I've just read Paul Shaffer's excellent article “New Thinking on Poverty: Implications for Globalisation and Poverty Reduction Strategies” (Real-world Economics Review, Issue no. 47, 3 October 2008, pp. 192-231). It is a great overview of the current thinking on poverty reduction and clarified a number of issues that have been bugging me. One of the most important ones relates to Friday's post, "How many people line in Poverty in the Caribbean." Shaffer's article points out the there is a significant difference between those who are impoverished--living chronically in extreme poverty--and those who pass cyclically into and out of extreme poverty. He cites a studies showing that the number of people that pass through poverty is much higher than those that are chronically poor. If we switch our focus from a "stock of poverty" (as per my previous entry) to one of poverty flows, the programmatic focus switches from providing assistance to escape poverty to helping prevent people from falling into poverty. I don't think this invalidates the idea of tracking the number of people living in extreme poverty, but means that the programs should focus also on helping people above the line to not fall below it.

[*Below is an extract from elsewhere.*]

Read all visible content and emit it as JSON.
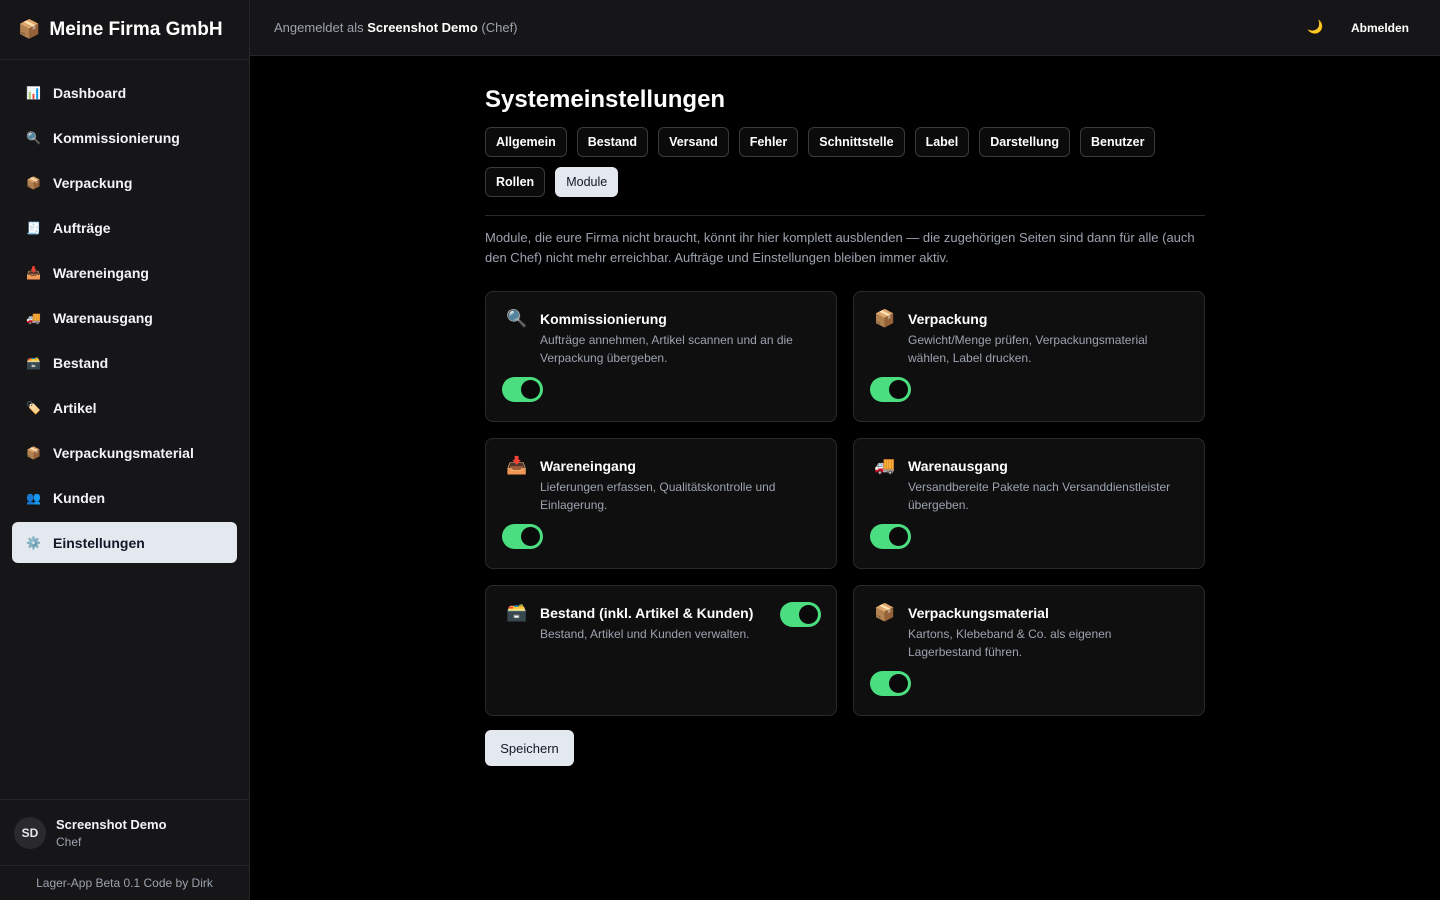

Equally interesting in Shaffer's article is a very thorough catalog of the different anti-poverty program and approaches. He lists seven types of capital (p. 200: Economic, Human, Social, Political, Cultural, Coercive, and Natural capital) and then describes how the different anti-poverty programs tackle each one. This is a nice catalog of interventions and best practices.
So what does this mean for our movement to end poverty in the Caribbean?
First of all, I suggest that we keep the "stock of poverty" banner as a useful oversimplification. Although it is certainly true that the list of individuals in extreme poverty today will be different than those in a list compiled in three months, the overall number is a useful motivational tool.
However, we need to keep in mind that people do not graduate out of poverty. Instead, people naturally move into and out of poverty. Therefore, the program must have the twin goals of raising people out of poverty and of keeping them out.
Finally, the Shaffer article includes a useful framework for tracking progress in building the different types of capital and for classifying the different interventions. In subsequent blogs, I will try to look at these different type of interventions.